Ketiga pencetak gol akhir mungkin telah mengurangi peran seandainya Neymar ada dan bagaimana dia cocok dengan pakaian yang begitu baik dan efisien di bawah Tite mulai saat ini akan menarik.

Jesus red seharusnya tidak menaungi langkah besar ke depan

Striker Manchester City berhutang budi kepada rekan satu timnya pada akhirnya, tetapi mereka berutang satu padanya. Setelah mencetak satu gol dan menciptakan satu lagi dalam kemenangan semifinal atas Argentina, Yesus mengulangi triknya dan tampak seorang pemain dilahirkan kembali dalam warna internasional. Tamasya berusia 22 tahun yang tanpa gol di Rusia pada 2018 dan musim yang sering diuji di level klub terasa seperti kenangan yang jauh.

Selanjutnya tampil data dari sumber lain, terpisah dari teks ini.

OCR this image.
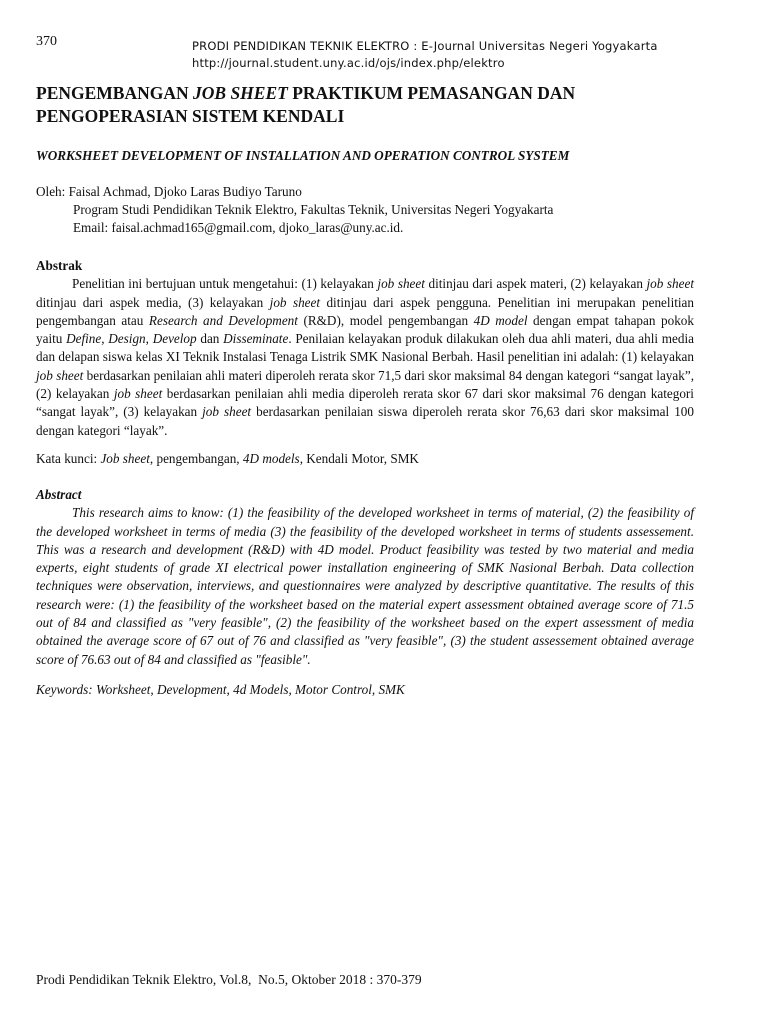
370	PRODI PENDIDIKAN TEKNIK ELEKTRO : E-Journal Universitas Negeri Yogyakarta
http://journal.student.uny.ac.id/ojs/index.php/elektro
PENGEMBANGAN JOB SHEET PRAKTIKUM PEMASANGAN DAN PENGOPERASIAN SISTEM KENDALI
WORKSHEET DEVELOPMENT OF INSTALLATION AND OPERATION CONTROL SYSTEM
Oleh: Faisal Achmad, Djoko Laras Budiyo Taruno
Program Studi Pendidikan Teknik Elektro, Fakultas Teknik, Universitas Negeri Yogyakarta
Email: faisal.achmad165@gmail.com, djoko_laras@uny.ac.id.

Abstrak

Penelitian ini bertujuan untuk mengetahui: (1) kelayakan job sheet ditinjau dari aspek materi, (2) kelayakan job sheet ditinjau dari aspek media, (3) kelayakan job sheet ditinjau dari aspek pengguna. Penelitian ini merupakan penelitian pengembangan atau Research and Development (R&D), model pengembangan 4D model dengan empat tahapan pokok yaitu Define, Design, Develop dan Disseminate. Penilaian kelayakan produk dilakukan oleh dua ahli materi, dua ahli media dan delapan siswa kelas XI Teknik Instalasi Tenaga Listrik SMK Nasional Berbah. Hasil penelitian ini adalah: (1) kelayakan job sheet berdasarkan penilaian ahli materi diperoleh rerata skor 71,5 dari skor maksimal 84 dengan kategori “sangat layak”, (2) kelayakan job sheet berdasarkan penilaian ahli media diperoleh rerata skor 67 dari skor maksimal 76 dengan kategori “sangat layak”, (3) kelayakan job sheet berdasarkan penilaian siswa diperoleh rerata skor 76,63 dari skor maksimal 100 dengan kategori “layak”.

Kata kunci: Job sheet, pengembangan, 4D models, Kendali Motor, SMK

Abstract

This research aims to know: (1) the feasibility of the developed worksheet in terms of material, (2) the feasibility of the developed worksheet in terms of media (3) the feasibility of the developed worksheet in terms of students assessement. This was a research and development (R&D) with 4D model. Product feasibility was tested by two material and media experts, eight students of grade XI electrical power installation engineering of SMK Nasional Berbah. Data collection techniques were observation, interviews, and questionnaires were analyzed by descriptive quantitative. The results of this research were: (1) the feasibility of the worksheet based on the material expert assessment obtained average score of 71.5 out of 84 and classified as "very feasible", (2) the feasibility of the worksheet based on the expert assessment of media obtained the average score of 67 out of 76 and classified as "very feasible", (3) the student assessement obtained average score of 76.63 out of 84 and classified as "feasible".

Keywords: Worksheet, Development, 4d Models, Motor Control, SMK
Prodi Pendidikan Teknik Elektro, Vol.8,  No.5, Oktober 2018 : 370-379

Zambrano tergelincir pada saat yang salah

Terakhir kali Yesus melihat bek Peru di lapangan itu, tentu saja, berita buruk bagi pria berbaju kuning. Tapi kesalahan menyedihkan Zambia tepat pada saat saraf Brasil berdenting hampir tidak bisa datang pada waktu yang lebih buruk. Pelanggaran yang tidak perlu untuk mengakui penalti akhir menyimpulkan jalan-jalannya.

Fakta-fakta utama Opta

- Brasil telah memenangkan Copa America pada masing-masing dari lima kesempatan mereka menjadi tuan rumah turnamen (1919, 1922, 1949, 1989 dan 2019).

- Tite adalah pelatih pertama yang memenangkan Copa America (2019), Copa Libertadores (dengan Corinthians pada 2012) dan Copa Sudamericana (dengan Internacional pada 2008)

- Gabriel Jesus adalah pemain pertama yang mencetak gol dan diusir dari final Copa America

- Gol Peru mengakhiri kemenangan Alisson tanpa kebobolan di menit 889 di semua kompetisi. Waktu sebelumnya ia dipukuli adalah beraksi untuk Liverpool, Salomon Rondon pencetak gol untuk Newcastle United pada 4 Mei

- Pembuka Everton adalah gol pertama yang dicetak di final Copa America sejak 2011 (Diego Forlan, untuk Uruguay v Paraguay).

Apa berikutnya

Pendekatan scattergun CONMEBOL untuk menjadwalkan kompetisi andalan mereka berarti Brasil harus mempertahankan gelar mereka di Argentina dan Kolombia tahun depan.